The “cloud of points” graph shows individual observations quality of representation.
fviz_pca_ind(pca, col.ind="cos2", geom = "point", gradient.cols = c("green", "yellow", "red" ))
fviz_pca_var(pca, col.var = "red")
The plot displayed above shows relations between variables as well as the “quality” of all factors. Variables correlated positively are close to each other whereas those correlated negatively are on the opposite sites of the plot. “Quality” of the variable is presented by the distance from the center - “the best” variables are protein and sodium. Just by looking on this graph, it’s hard to clearly distinguish the components.
Percentage of the contribution to first two components has been shown on plots displayed below.
PC1 <- fviz_contrib(pca, choice = "var", axes = 1)
PC2 <- fviz_contrib(pca, choice = "var", axes = 2)
grid.arrange(PC1, PC2)
On the first plot it’s visible that the first component consists of protein, sodium, saturated fat and cholesterol. The second one consists of sugars and carbohydrates.

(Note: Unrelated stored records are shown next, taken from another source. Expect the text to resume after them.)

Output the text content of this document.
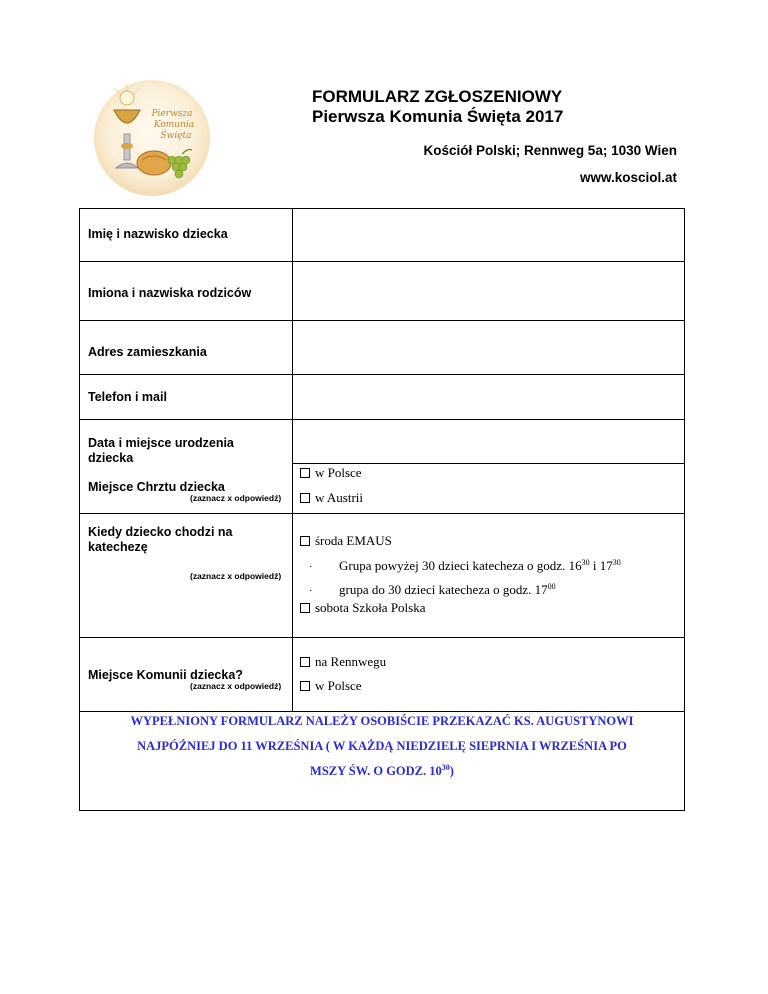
Pierwsza
Komunia
Święta
FORMULARZ ZGŁOSZENIOWY
Pierwsza Komunia Święta 2017
Kościół Polski; Rennweg 5a; 1030 Wien
www.kosciol.at
Imię i nazwisko dziecka
Imiona i nazwiska rodziców
Adres zamieszkania
Telefon i mail
Data i miejsce urodzenia
dziecka
w Polsce
Miejsce Chrztu dziecka
(zaznacz x odpowiedź)	w Austrii
Kiedy dziecko chodzi na
katechezę
(zaznacz x odpowiedź)
środa EMAUS
· Grupa powyżej 30 dzieci katecheza o godz. $16^{30}$ i $17^{30}$
· grupa do 30 dzieci katecheza o godz. $17^{00}$
sobota Szkoła Polska
na Rennwegu
Miejsce Komunii dziecka?
(zaznacz x odpowiedź)	w Polsce
WYPEŁNIONY FORMULARZ NALEŻY OSOBIŚCIE PRZEKAZAĆ KS. AUGUSTYNOWI
NAJPÓŹNIEJ DO 11 WRZEŚNIA ( W KAŻDĄ NIEDZIELĘ SIEPRNIA I WRZEŚNIA PO
MSZY ŚW. O GODZ. $10^{30}$)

Dimension reduction simply refers to the process of reducing the number of dimensions in a dataset. The aim of this process is to preserve as much information as possible by reducing the number of features. Conducted research shows that over 90% of the variance can be explained by only a half of the variables and 2 variables out of 8 are able to keep over 3/4 of the information included in the original dataset. Dimension reduction techniques are very powerful when it comes to analysis and storage of huge datasets.